Omicidio stradale a Porto Recanati, l’avvocato dal marocchino attacca Salvini: “Si esprime come un ultras”





Nel primo pomeriggio si saprà se Marouane Farah – il trentacinquenne marocchino che con la sua Audi ha travolto la Peugeot su cui viaggiavano Gianluca Carotti e Elisa Del Vicario – sarà assegnato ai domiciliari o se dovrà attendere in carcere il processo per omicidio stradale plurimo. Questa mattina il magistrato si è recato all’ospedale di Civitanova Marche, dove è ricoverato il marocchino, per l’udienza di convalida dell’arresto. Il ragazzo, che viene descritto in condizioni psicologiche devastate, ha raccontato di non ricordare bene l’accaduto ed avrebbe ribadito quanto già detto al suo avvocato, Vando Scheggia. Ossia che ricorda di aver sorpassato un’auto e poi di aver visto un fascio di luce prima dello schianto. Nel corso dell’udienza, che si è conclusa con la convalida dell’arresto, è emerso che il tasso alcolemico nel sangue del trentacinquenne non era di 1,50, bensì di 1,80 e che lo stesso Farah ha ammesso di aver fumato hashish. “Ho fumato perché fumo sempre, sono marocchino e fumare hashish è normale per me” – sarebbero state le sue parole.

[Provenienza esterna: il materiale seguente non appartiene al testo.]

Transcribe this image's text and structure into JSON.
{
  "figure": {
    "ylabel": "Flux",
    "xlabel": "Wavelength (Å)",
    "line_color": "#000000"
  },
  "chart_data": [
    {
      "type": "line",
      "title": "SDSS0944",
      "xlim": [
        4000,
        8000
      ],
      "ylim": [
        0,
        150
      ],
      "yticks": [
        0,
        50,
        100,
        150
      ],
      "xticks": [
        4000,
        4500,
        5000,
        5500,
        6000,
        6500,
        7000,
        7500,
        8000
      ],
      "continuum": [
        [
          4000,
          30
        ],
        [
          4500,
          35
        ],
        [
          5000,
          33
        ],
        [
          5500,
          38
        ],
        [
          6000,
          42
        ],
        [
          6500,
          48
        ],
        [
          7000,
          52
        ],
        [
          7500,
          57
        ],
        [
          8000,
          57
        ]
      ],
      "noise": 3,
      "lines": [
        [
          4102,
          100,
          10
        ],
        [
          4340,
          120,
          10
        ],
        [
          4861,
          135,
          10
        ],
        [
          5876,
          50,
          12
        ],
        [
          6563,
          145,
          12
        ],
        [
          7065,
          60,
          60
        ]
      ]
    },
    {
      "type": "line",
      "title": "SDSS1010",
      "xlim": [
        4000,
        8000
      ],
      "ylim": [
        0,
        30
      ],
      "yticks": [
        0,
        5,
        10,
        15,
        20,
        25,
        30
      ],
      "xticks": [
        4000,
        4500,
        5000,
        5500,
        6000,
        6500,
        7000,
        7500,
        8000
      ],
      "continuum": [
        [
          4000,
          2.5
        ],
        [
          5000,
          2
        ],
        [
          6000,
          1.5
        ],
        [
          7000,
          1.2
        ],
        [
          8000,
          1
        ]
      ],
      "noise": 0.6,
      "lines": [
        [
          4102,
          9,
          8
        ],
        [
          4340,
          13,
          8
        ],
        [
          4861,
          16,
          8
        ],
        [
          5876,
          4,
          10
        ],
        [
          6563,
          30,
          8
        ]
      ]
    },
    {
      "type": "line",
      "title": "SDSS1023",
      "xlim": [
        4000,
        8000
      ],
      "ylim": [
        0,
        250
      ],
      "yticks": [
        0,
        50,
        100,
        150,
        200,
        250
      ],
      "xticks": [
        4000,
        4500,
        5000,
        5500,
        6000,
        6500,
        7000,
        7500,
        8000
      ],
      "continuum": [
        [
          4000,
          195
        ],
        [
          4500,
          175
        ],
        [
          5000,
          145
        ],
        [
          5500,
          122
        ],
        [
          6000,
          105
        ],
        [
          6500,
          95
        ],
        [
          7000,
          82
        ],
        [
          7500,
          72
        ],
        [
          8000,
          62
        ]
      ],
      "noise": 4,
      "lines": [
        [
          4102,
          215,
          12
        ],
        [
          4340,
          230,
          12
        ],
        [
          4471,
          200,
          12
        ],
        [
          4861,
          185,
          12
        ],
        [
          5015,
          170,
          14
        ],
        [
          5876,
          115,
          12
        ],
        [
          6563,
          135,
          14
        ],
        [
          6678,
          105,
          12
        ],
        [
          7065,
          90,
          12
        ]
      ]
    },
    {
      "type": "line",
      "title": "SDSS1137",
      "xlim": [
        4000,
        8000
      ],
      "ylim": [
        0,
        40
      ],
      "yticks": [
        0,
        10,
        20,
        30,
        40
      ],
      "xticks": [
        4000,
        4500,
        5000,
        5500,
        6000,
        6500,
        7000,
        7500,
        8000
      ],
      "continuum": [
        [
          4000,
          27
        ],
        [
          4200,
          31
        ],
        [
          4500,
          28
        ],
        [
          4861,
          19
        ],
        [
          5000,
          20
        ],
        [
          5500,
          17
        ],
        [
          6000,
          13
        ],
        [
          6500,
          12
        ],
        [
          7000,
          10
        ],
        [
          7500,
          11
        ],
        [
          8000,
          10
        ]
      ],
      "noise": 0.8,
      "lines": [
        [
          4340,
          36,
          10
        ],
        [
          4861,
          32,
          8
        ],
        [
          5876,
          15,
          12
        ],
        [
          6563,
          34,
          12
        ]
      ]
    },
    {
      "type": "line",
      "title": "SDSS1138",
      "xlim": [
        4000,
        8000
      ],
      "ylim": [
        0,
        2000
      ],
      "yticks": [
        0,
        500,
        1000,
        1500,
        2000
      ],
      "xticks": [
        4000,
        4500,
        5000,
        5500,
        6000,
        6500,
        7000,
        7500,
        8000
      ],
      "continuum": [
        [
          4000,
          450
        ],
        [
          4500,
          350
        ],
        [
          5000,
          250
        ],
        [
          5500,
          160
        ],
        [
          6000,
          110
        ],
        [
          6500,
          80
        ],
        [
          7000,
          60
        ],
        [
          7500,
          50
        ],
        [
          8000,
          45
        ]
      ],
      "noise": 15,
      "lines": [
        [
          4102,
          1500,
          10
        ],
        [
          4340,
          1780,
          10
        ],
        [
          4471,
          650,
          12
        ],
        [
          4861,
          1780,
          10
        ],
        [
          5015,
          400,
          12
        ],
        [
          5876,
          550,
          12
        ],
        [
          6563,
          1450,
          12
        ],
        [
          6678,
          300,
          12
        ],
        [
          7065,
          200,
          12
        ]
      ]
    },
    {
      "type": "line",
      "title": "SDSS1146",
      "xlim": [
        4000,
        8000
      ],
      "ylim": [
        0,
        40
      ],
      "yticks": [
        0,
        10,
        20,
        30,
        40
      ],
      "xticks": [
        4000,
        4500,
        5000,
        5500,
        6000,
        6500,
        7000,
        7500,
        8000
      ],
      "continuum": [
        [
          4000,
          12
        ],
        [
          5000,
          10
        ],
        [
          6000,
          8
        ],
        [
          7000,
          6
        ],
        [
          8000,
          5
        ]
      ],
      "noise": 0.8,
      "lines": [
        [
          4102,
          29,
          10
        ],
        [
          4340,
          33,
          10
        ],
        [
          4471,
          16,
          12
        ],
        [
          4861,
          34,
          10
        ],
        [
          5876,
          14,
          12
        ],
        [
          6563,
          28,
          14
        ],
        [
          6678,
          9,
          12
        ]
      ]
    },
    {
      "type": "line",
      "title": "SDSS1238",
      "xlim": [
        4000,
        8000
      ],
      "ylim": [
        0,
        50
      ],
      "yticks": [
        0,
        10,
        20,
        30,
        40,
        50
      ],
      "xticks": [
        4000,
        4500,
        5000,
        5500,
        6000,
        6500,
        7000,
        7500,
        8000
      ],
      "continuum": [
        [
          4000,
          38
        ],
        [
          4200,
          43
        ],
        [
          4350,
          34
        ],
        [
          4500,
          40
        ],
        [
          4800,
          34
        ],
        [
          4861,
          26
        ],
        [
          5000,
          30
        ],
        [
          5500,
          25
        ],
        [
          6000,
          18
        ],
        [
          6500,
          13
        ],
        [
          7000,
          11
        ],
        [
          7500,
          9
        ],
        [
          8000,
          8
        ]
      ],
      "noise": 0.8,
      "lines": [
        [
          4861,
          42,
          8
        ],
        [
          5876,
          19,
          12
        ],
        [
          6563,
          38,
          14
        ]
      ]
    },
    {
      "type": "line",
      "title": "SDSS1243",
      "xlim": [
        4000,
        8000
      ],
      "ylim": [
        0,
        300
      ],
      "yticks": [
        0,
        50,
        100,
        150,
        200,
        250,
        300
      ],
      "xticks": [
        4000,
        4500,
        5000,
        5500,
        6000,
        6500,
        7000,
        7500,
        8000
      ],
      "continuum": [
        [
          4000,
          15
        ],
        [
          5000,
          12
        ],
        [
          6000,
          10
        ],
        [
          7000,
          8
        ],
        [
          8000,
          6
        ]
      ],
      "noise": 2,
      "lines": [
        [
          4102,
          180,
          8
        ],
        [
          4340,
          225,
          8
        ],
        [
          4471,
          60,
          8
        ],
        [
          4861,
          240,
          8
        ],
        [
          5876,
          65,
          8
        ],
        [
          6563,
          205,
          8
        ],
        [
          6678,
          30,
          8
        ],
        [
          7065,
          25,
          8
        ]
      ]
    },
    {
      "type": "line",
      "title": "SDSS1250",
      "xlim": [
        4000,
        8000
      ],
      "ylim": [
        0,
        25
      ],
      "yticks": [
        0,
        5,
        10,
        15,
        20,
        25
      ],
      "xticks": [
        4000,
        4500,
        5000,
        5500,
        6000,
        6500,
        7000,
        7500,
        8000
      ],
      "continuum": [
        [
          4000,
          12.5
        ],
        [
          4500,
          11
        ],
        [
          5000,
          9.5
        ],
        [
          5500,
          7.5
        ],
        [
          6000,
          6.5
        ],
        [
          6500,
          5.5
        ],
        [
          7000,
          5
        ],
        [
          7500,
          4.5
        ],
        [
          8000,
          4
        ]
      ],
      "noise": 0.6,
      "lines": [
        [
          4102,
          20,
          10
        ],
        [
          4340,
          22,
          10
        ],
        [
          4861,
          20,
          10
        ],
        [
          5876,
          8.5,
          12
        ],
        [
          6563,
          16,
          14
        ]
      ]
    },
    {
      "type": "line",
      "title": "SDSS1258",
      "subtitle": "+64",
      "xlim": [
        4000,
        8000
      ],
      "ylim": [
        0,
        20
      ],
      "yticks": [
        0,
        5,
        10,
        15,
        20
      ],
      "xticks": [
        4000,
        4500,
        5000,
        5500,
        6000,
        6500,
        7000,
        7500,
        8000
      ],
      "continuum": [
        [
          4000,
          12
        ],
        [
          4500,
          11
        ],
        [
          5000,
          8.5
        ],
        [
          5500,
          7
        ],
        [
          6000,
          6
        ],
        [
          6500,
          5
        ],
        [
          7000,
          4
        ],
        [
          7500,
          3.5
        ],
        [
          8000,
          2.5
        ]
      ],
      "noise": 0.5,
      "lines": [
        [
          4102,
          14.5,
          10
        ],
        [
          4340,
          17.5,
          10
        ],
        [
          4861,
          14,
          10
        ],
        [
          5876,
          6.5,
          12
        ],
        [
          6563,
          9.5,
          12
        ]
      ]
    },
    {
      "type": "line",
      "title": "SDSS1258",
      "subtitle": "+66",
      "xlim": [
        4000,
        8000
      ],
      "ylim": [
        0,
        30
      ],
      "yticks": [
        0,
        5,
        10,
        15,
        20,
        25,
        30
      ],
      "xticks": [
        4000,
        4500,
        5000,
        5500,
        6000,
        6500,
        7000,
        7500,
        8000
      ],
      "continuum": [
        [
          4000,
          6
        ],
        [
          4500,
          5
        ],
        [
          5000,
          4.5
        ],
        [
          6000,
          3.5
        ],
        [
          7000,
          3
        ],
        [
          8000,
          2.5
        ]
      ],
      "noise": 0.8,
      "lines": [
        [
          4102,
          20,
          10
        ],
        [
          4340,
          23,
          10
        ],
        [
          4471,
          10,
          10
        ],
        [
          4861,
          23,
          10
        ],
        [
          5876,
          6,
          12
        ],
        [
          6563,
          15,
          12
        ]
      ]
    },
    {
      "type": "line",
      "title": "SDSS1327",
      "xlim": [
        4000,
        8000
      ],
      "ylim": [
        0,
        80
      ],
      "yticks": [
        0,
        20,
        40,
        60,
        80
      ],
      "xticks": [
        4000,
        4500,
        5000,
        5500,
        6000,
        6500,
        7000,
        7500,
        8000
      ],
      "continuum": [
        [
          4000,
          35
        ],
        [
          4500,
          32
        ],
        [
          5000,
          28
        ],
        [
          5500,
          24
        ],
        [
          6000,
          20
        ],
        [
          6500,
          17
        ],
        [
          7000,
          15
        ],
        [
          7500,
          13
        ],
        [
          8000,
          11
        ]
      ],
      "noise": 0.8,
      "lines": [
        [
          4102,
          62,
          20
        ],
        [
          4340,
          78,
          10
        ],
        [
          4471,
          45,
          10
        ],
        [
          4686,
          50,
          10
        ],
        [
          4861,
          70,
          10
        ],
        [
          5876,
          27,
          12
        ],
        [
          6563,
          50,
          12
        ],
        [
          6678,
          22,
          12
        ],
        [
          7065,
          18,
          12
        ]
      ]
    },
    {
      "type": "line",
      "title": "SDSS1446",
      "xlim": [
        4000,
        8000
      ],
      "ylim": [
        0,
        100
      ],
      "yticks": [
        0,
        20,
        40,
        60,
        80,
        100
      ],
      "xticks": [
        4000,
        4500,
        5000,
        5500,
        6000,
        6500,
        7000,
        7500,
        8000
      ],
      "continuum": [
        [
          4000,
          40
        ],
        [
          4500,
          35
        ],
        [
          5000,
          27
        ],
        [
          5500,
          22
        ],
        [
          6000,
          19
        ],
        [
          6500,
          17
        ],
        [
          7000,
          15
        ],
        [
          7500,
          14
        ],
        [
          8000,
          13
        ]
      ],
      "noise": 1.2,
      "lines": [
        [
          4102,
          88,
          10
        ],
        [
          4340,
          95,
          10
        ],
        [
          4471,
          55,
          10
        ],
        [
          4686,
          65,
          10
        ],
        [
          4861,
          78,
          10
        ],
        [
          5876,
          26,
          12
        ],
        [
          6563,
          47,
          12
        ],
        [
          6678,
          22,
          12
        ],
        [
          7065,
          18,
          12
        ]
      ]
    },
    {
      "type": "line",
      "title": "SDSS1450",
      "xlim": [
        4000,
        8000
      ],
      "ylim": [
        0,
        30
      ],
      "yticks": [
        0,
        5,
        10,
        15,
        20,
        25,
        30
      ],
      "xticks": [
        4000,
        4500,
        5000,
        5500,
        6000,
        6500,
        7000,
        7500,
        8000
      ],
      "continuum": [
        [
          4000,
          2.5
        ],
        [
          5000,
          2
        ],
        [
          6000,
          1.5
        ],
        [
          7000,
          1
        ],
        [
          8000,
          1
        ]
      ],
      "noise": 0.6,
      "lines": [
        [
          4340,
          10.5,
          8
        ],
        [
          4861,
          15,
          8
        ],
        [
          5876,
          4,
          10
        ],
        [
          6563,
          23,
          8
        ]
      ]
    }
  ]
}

I rilievi effettuati dalla Polizia Stradale e le testimonianze, comunque, non lasciano alcuno spazio a dubbi: l’Audi ha invaso la corsia opposta.

Intanto, in attesa di un pomeriggio in cui in provincia di Ancona si celebreranno i funerali della coppia, in provincia di Macerata un giudice sarà chiamato a stabilire se quel ragazzo, con precedenti di droga e violenza, potrà attendere il processo ai domiciliari. La giustizia non è fatta di ipotesi, ma rimane difficile pensare che Farah sarà scarcerato e, esclusi colpi di scena, per lui si apriranno le porte del carcere quando non avrà più bisogno delle cure ospedaliere. Soprattutto in considerazione del fatto che era al volante con un tasso alcolemico di tre volte superiore al consentito e dopo aver provocato un altro incidente a Porto Recanati.

Il legale Vando Scheggia, che chiaramente non ha eccepito nulla sulla convalida dell’arresto, ha tuttavia richiesto che la misura da adottare fosse quella dei domiciliari, in considerazione del fatto che la misura si applica per scongiurare la reiterazione del reato e il pericolo di fuga e che, quindi, Farah ai domiciliari non potrà utilizzare l’auto e nemmeno scappare. Lo stesso legale, in una intervista rilasciata a Il Resto del Carlino e pubblicata sull’edizione odierna del quotidiano bolognese, ha commentato anche le reazioni scatenate da quanto provocato dal suo assistito. Concentrandosi, in particolare, sulla figura del Ministro dell’Interno, Matteo Salvini. “E’ la prima volta nella mia lunga vita  – ha detto l’avvocato – che sento un ministro degli Interni esprimersi in questo modo, degno del capo di una curva allo stadio. Prima Salvini rientra nei ranghi che competono a un ministro e meglio sarà per gli italiani”. Il riferimento è ai termini usati da Matteo Salvini in riferimento a Marouane Farah, con Scheggia che aggiunge: “Per stare in carcere ci vuole una sentenza di condanna possibilmente passata in giudicato. Se pensiamo che i processi servono, allora ci vogliono anche gli avvocati. Se invece vogliamo accettare i processi a furor di popolo, allora lasciamo che tutti vengano giudicati in base agli umori del popolo”.